Development of a prolactin receptor-targeting fusion toxin using a prolactin antagonist and a recombinant form of Pseudomonas exotoxin A.

Human prolactin (hPRL) promotes the proliferation and differentiation of mammary epithelial cells during mammary gland development and has been linked to breast tumor development. The receptor for hPRL (hPRL-R) is elevated in a majority of human breast tumors, suggesting the overexpression of hPRL-R makes cancer cells highly sensitive to the mitogenic and anti-apoptotic activity of hPRL. These findings provide the rationale for the development of hPRL-R targeting breast cancer therapeutics. Previously, an hPRL-R antagonist, G129R, was developed that competitively binds to the hPRL-R resulting in growth inhibition and the induction of apoptosis in certain types of breast cancer cells. To further increase the potency of G129R, we fused G129R to a truncated form of Pseudomonas exotoxin A (PE(40)) that lacks the cell recognition domain of the toxin but retains the domains necessary for PE(40)_ to translocate into the cytosol and inhibit protein synthesis.

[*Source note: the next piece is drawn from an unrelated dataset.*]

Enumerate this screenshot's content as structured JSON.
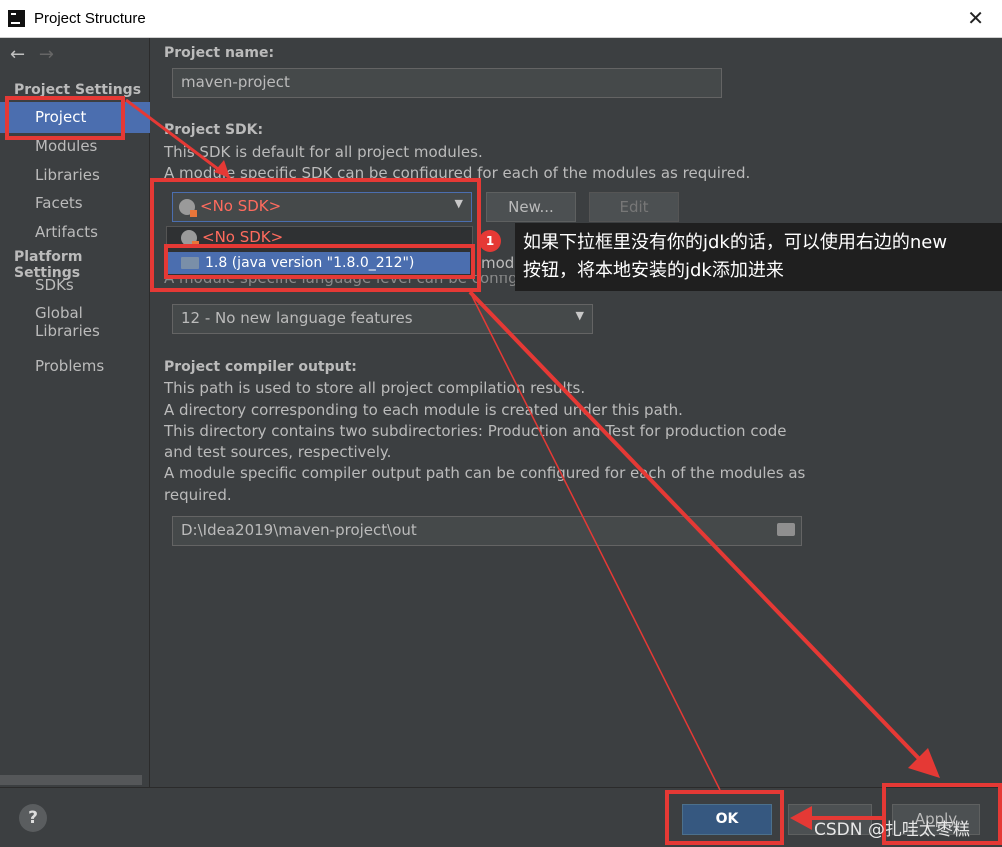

We postulated that the fusion of G129R with PE(40)-KDEL would (1) deliver the recombinant toxin to breast cancer cells where hPRL-R is overexpressed; (2) block hPRL signaling via its G129R moiety; and (3) inhibit protein synthesis via its PE(40)-KDEL moiety. We demonstrate that the fusion toxin can competitively bind to hPRL-Rs on T-47D human breast cancer cells and inhibit STAT5 phosphorylation induced by hPRL. In addition, we show that G129R-PE(40)-KDEL is selectively cytotoxic to breast cancer cell lines expressing the hPRL-R and that cell death is associated with the inhibition of protein synthesis and does not involve caspase mediated apoptosis.